Regularly check under the microscope to confirm the fish are being stimulated. The electrical stimulus should induce a visible bilateral contraction and slight movement once every five seconds following the described parameters. After stimulation, carefully remove fish from each well by gently flushing them out with a plastic pipette and return to the incubator in a fresh, tricaine-containing fish medium.
Pour away the tricaine water from within the chamber and use forceps to cut around and remove the agarose from each well, rinse the wells with tap water and allow them to dry. For the analysis of muscle size, termed the four slice method, XY and YZ images of zebrafish larval muscle were obtained and somite volume was calculated. A strong correlation was observed between the four slice and full stack methods, although the four slice method gave a slightly larger volume estimate.
Volumetric analysis of the adjacent myotomes of somites 16 and 18 revealed that each somite was about 7%larger than the one behind. Further investigation revealed that a two slice method, requiring only a single YZ measurement, gave a reasonably accurate estimate of myotome volume. The myotome grew detectably in length and the cross-sectional area between two and five days post-fertilization, leading to a steady increase in volume.
Muscle made inactive by anesthetic tricaine between the third and fourth day post-fertilization had significantly reduced volume, indicating that larval muscle growth was activity-dependent. Larger variation in the reduction of myotome size was observed when measuring myotome volume at four days post-fertilization, compared to measuring each individual fish at three and four days post-fertilization. Nonetheless, no significant difference was observed in myotome volume between either methods of myotome measurements.

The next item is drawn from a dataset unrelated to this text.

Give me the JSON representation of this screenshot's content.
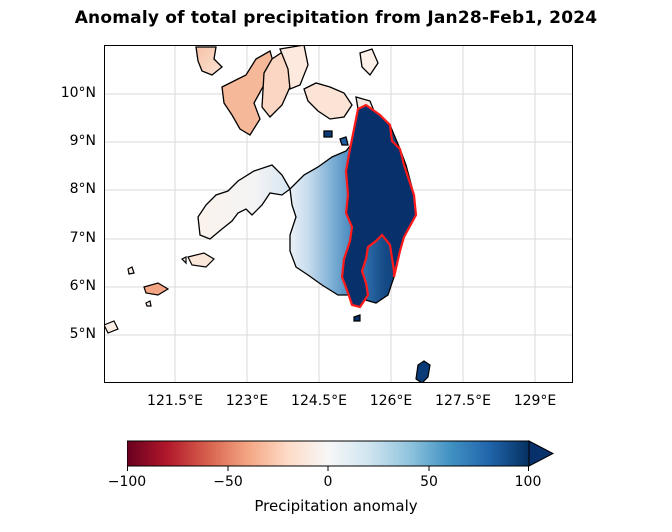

Measurement of the number of fibers within the myotome, as well as average fiber volume, revealed that activity controls both cellular aspects of growth. Ensure that the larvae are completely anesthetized using freshly-prepared tricaine. Partial anesthesia would lead to variable result.
As we know, larvae respond more vigorously to electrical stimulation. This method, combined with downstream transcriptomics and pharmacological experiments, has revealed novel insights into how force sensing drives growth in skeletal muscle.